Each year researchers make progress in finding new treatments for chronic diseases. In the battle against multiple sclerosis (MS), Biogen Idec has been particularly active.
Last month the pharmaceutical company reported disappointing results from a Phase 3 trial of the drug natalizumab, developed as a potential MS treatment.
Natalizumab demonstrated a “statistically significant effect on upper limb function,” suggesting some patients benefited from reduced relapses. In the end, however, researchers concluded it wasn't quite enough.
“While we’re disappointed with these results, we believe this research will provide the MS community important insights into this more advanced patient population, and the benefits that natalizumab may provide in areas such as upper limb function,” said Alfred Sandrock, M.D., Ph.D., group senior vice president and chief medical officer at Biogen. “Given the challenges of treating this advanced stage of MS, these results underscore the importance of treatment early in the course of disease with effective disease-modifying therapies before a patient advances to SPMS.”
The company, however, is developing another treatment that might hold more promise. As we reported a year ago, Phase 1 trials of anti-LINGO-1 showed encouraging results in reducing nerve damage in laboratory animals, leading researchers to hope it might be able to also reduce nerve damage in MS patients.
Earlier this year, Biogen completed a Phase 2 trial (RENEW) of the anti-LINGO-1 molecule, saying it demonstrated a “statistically significant improvement” in recovery of optic nerve conduction latency, the time for a signal to travel from the retina to the brain’s visual cortex. It's a hopeful sign, the company says.
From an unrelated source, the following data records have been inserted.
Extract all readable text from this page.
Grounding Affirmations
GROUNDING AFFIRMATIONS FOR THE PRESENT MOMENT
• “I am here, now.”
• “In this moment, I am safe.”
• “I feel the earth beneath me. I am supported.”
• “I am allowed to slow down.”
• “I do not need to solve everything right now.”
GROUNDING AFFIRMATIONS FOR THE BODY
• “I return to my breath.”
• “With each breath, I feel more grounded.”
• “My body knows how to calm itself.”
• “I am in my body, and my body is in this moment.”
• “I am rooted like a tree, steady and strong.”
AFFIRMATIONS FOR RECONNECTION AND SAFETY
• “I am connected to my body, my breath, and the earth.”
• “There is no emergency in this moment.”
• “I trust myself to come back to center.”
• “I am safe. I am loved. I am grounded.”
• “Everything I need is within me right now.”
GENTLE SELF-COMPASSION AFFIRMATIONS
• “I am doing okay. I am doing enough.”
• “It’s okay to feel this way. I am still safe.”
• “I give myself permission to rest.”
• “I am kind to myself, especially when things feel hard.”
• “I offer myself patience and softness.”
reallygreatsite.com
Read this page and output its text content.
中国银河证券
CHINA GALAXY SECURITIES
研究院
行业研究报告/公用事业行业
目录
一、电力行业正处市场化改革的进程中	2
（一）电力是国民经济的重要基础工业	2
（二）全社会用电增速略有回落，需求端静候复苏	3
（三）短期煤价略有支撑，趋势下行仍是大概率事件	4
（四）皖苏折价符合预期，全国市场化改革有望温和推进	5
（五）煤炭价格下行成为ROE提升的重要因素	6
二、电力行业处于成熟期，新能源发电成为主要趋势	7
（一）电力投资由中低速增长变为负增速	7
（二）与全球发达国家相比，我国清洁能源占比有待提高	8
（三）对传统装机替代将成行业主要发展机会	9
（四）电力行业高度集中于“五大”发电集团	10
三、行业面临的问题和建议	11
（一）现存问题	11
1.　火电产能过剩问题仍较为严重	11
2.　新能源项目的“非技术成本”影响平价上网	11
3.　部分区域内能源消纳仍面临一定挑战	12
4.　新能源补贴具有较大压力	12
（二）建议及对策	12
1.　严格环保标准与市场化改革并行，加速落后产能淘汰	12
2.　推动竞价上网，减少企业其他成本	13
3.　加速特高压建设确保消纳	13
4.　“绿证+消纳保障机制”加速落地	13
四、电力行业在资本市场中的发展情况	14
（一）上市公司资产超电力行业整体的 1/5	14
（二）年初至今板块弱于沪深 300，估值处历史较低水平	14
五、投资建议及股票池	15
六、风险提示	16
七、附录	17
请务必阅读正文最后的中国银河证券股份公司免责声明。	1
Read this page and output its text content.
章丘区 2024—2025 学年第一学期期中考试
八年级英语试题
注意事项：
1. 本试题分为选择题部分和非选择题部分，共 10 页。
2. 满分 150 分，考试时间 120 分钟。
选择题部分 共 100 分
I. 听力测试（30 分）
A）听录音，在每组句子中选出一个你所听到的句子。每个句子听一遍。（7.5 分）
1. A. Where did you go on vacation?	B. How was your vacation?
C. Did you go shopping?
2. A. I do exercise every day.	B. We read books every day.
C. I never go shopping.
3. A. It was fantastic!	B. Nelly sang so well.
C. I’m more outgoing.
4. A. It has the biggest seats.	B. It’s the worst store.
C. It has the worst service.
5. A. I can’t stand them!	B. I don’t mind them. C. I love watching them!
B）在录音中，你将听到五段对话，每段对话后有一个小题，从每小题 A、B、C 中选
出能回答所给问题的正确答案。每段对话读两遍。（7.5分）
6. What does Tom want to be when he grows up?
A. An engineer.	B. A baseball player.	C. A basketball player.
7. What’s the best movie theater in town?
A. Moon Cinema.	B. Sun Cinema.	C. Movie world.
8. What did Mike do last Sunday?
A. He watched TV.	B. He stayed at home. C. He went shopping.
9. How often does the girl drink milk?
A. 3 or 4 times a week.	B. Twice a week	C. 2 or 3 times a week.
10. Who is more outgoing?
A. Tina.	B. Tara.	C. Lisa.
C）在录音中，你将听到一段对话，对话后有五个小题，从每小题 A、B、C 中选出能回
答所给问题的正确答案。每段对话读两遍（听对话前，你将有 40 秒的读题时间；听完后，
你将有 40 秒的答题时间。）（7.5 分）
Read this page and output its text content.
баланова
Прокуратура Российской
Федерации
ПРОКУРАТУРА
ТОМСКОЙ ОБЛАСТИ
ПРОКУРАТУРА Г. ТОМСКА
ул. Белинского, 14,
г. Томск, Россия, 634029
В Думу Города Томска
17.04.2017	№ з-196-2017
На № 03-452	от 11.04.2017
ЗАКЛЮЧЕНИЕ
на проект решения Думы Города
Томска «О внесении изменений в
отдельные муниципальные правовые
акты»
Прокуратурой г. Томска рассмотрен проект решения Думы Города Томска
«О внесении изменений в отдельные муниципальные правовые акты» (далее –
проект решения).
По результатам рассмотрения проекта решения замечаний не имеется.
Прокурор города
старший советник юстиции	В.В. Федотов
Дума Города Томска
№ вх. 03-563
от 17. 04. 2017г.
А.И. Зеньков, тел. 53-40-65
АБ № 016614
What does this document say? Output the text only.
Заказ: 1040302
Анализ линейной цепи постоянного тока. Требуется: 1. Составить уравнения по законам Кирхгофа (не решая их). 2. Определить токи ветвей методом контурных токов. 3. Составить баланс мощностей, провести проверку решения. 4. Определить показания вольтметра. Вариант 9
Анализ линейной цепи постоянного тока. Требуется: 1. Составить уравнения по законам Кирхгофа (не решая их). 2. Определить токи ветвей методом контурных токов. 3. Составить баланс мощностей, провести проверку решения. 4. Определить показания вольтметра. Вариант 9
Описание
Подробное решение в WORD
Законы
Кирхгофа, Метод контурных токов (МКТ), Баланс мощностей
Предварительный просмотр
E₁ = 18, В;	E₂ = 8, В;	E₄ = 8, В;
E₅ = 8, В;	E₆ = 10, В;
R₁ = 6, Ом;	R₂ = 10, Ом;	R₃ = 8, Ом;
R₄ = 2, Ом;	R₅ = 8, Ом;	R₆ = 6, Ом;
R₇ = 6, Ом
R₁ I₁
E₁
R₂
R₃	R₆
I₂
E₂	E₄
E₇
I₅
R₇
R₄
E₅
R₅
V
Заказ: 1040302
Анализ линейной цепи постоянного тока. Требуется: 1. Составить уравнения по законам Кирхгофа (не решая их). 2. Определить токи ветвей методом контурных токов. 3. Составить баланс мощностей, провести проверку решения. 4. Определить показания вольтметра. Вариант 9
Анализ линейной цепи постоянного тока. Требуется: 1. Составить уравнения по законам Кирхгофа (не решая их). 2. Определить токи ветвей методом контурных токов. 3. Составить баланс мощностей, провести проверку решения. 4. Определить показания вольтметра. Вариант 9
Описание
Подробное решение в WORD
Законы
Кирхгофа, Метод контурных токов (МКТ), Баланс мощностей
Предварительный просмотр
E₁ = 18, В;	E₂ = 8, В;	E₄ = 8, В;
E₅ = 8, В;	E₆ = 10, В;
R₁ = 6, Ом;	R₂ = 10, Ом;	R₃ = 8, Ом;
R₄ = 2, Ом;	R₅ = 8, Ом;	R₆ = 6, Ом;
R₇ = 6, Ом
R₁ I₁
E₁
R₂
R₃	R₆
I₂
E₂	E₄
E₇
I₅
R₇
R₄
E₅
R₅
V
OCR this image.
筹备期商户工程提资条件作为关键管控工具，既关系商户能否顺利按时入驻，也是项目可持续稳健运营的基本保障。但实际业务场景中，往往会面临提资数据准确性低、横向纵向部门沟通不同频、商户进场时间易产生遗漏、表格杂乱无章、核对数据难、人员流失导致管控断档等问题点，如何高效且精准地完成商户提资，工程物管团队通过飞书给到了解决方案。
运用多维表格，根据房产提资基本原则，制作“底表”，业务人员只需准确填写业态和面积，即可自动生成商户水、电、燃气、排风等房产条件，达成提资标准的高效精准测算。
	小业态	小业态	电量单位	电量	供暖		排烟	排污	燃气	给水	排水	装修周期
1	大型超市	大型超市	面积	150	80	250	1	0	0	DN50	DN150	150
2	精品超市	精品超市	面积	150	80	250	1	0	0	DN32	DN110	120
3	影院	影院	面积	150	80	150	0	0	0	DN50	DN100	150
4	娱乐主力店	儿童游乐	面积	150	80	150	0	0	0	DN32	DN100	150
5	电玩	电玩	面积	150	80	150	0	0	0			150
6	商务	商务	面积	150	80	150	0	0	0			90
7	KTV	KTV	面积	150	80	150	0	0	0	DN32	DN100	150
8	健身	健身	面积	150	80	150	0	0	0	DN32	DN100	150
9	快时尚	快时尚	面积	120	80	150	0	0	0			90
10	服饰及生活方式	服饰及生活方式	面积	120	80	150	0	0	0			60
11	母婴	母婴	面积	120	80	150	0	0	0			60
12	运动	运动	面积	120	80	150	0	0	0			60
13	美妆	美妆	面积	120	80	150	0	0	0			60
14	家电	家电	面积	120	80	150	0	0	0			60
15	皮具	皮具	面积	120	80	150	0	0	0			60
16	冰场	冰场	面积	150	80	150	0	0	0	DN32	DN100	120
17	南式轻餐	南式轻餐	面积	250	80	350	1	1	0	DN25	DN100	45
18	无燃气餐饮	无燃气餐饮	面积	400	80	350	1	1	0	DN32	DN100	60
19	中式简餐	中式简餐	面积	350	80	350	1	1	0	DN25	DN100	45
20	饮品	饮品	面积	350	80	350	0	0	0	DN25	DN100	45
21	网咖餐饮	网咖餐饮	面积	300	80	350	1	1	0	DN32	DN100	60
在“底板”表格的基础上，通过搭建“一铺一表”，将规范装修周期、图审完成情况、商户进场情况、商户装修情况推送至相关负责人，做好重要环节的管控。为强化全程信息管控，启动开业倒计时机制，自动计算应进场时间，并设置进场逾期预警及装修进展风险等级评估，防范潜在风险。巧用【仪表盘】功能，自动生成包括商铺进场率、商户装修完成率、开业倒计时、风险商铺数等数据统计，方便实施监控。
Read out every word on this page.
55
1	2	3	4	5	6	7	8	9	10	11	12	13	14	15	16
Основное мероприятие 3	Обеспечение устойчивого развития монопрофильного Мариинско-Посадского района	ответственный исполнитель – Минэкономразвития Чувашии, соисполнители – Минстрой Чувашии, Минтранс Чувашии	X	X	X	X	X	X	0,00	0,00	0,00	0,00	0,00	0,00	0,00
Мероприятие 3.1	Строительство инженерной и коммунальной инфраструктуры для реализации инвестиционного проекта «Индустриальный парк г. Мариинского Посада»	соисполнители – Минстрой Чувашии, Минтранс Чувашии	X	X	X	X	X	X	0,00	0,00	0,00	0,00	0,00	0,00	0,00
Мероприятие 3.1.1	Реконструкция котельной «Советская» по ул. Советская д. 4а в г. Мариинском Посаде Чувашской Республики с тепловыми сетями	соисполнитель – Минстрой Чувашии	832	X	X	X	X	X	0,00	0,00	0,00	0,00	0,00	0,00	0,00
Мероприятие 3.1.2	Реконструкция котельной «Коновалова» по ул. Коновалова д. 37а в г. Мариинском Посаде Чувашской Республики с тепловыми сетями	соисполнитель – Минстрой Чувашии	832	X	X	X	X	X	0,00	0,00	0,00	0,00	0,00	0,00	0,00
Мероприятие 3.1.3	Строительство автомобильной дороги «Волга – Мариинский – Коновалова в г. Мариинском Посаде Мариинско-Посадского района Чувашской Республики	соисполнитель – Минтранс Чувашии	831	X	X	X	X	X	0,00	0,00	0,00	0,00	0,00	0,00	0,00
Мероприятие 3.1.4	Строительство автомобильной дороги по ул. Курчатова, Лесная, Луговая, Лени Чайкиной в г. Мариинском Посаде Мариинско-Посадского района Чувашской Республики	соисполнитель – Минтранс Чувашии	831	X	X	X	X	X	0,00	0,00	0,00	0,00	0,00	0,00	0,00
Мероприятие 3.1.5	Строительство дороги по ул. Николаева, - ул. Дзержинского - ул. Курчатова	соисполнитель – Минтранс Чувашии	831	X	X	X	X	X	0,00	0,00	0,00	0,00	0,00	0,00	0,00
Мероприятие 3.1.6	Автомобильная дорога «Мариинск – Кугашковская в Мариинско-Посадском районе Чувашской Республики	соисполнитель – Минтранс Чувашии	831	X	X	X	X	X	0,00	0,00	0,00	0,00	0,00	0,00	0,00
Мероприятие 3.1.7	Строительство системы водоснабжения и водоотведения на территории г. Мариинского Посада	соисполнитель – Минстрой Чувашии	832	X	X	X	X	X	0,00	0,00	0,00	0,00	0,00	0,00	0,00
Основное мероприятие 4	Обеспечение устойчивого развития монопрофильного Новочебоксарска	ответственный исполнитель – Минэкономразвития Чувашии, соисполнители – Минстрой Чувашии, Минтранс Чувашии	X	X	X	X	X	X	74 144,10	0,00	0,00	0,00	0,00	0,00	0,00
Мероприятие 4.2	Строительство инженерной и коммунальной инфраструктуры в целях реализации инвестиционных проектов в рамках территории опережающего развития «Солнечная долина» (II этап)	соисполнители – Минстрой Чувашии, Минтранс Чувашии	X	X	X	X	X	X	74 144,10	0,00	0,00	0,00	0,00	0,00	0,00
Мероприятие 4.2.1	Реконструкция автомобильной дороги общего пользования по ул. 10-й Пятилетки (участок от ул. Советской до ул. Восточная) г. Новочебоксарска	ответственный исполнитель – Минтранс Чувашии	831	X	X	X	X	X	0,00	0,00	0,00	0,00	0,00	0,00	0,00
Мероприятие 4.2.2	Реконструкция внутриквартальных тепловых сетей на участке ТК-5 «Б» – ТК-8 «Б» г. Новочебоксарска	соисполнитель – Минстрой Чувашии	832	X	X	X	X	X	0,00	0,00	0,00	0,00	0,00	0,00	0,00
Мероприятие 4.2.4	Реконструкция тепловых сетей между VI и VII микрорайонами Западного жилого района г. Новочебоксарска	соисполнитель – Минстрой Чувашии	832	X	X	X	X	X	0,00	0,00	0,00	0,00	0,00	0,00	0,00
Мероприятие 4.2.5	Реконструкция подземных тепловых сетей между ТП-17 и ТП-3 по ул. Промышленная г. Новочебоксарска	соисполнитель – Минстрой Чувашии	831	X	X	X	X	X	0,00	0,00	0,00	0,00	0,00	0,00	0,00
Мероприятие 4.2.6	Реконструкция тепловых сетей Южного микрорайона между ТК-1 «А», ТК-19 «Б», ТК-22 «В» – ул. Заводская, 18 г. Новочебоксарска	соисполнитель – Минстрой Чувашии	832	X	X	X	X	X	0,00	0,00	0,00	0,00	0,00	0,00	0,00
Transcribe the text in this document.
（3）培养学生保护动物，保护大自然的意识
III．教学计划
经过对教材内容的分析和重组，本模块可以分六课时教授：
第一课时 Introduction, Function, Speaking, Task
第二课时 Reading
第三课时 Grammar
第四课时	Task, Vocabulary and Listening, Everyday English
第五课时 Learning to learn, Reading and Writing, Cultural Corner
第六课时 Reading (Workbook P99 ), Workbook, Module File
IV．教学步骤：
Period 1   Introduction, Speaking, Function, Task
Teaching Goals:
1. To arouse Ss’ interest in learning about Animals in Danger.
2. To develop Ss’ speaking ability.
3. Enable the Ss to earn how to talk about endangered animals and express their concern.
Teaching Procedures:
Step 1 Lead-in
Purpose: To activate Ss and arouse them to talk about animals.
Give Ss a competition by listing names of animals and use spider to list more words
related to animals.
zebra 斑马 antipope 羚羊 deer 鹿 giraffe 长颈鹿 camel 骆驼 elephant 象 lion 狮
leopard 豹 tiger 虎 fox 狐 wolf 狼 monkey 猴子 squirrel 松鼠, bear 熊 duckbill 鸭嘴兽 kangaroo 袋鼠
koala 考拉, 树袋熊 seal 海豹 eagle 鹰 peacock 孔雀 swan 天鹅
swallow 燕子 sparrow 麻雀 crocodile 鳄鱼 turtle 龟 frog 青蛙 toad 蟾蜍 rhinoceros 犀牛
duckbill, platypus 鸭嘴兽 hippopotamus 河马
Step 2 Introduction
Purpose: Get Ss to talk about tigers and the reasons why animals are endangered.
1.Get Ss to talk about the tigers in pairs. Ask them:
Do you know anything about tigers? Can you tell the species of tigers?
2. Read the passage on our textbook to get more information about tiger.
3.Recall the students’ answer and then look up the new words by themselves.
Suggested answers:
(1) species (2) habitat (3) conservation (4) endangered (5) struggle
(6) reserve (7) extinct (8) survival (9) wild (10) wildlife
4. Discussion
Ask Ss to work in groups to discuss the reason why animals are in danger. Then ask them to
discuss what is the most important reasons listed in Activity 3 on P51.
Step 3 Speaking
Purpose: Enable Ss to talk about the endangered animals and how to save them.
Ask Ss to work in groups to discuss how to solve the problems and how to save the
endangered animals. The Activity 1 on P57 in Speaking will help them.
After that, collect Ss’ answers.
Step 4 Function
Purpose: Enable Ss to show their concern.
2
“RENEW is the first study to show repair of the human central nervous system (CNS) through remyelination, and the results support our ongoing development of this molecule,” Sandrock said. “We believe the anti-LINGO-1 data point toward a potential new approach to treating demyelinating diseases, and we look forward to the ongoing Phase 2 SYNERGY study results to further clarify the potential of this investigational therapy in MS.”
Repairs nerve damage
When someone has MS, their immune system begins to attack myelin, a substance in the body that forms insulation around the nerves in the central nervous system.
When this insulation is damaged, so are the nerves, making it more difficult for them to send messages to and from the brain and spinal cord. This is responsible for the main symptoms associated with MS.
The Phase 1 trial provided hope when it showed it could repair nerves in lab animals. This Phase 2 trial suggests it can, in fact, repair nerve damage.
Currently, a separate Phase 2 clinical trial studying the impact of anti-LINGO-1 on improving and slowing disease progression among participants with relapsing forms of MS is underway. The company reports the results are expected in 2016. Among the study's aims is to investigate the potential for anti-LINGO-1 to repair MS brain lesions.